At the meeting, which was held at the Four Points by Sheraton in Long Island City, the BCAC explained that the Wheelchair Accessible Vehicle (WAV) rule recently passed by the New York City Taxi and Limousine Commission (TLC) would require FHV bases to dispatch as much as 25% of all requested rides in accessible vehicles.
BCAC executive Director, Ira Goldstein explained that this would require an investment of potentially tens of millions of dollars, when you add up the cost of new vehicles and additional associated expenses (including ongoing maintenance). To comply with the TLC’s pilot, bases with corporate contracts would be forced to service clients with WAVs, despite client requests, which would surely result in the loss of accounts and inevitably force businesses to shutter.

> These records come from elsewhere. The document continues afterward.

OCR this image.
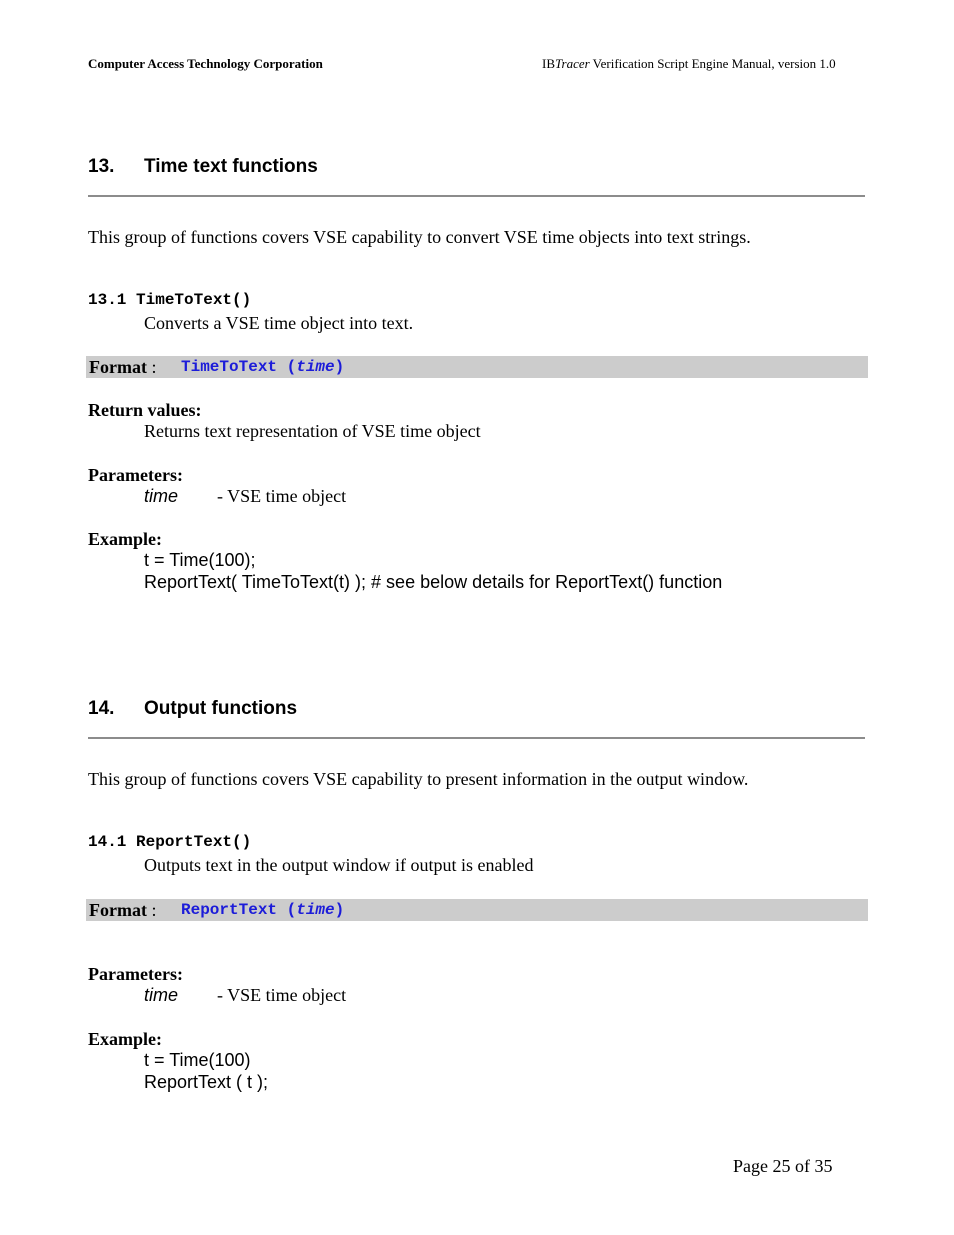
Computer Access Technology Corporation	IBTracer Verification Script Engine Manual, version 1.0
13. Time text functions
This group of functions covers VSE capability to convert VSE time objects into text strings.
13.1 TimeToText()
Converts a VSE time object into text.
Format : TimeToText (time)
Return values:
Returns text representation of VSE time object
Parameters:
time - VSE time object
Example:
t = Time(100);
ReportText( TimeToText(t) ); # see below details for ReportText() function
14. Output functions
This group of functions covers VSE capability to present information in the output window.
14.1 ReportText()
Outputs text in the output window if output is enabled
Format : ReportText (time)
Parameters:
time - VSE time object
Example:
t = Time(100)
ReportText ( t );
Page 25 of 35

Concurrent with the TLC’s plan, the agency also passed an alternative pilot program developed by a For-Hire Vehicle (FHV) Industry Coalition, which calls for a Central Dispatch System. Members of the BCAC are also involved in the Coalition.
The TLC is allowing both programs to run simultaneously, but so far has refused to remove a “poison pill” provision that allows the agency to shut down the FHV Coalition plan “at any time, for any reason” – which would leave the industry with only the TLC’s 25% WAV program. The BCAC and the FHV Coalition have stated that this not only is unacceptable, “it is not even feasible.” While the Coalition continues to negotiate with the TLC regarding the terms of the alternative pilot program, it is also preparing litigation against the agency should negotiation efforts bear no substantive results.
During the meeting, attendees were shown a low-cost, efficient proposal on how the industry can remain in compliance with the TLC accessibility mandate.
Just days after the tragic suicide of Black Car driver, Doug Schifter, the BCAC also announced at the meeting that it had agreed to pay for Mr. Schifter’s funeral expenses. The organization is also looking at programs to help drivers suffering from stress, and will be working to make sure that at-risk drivers are able to seek help before another tragedy occurs.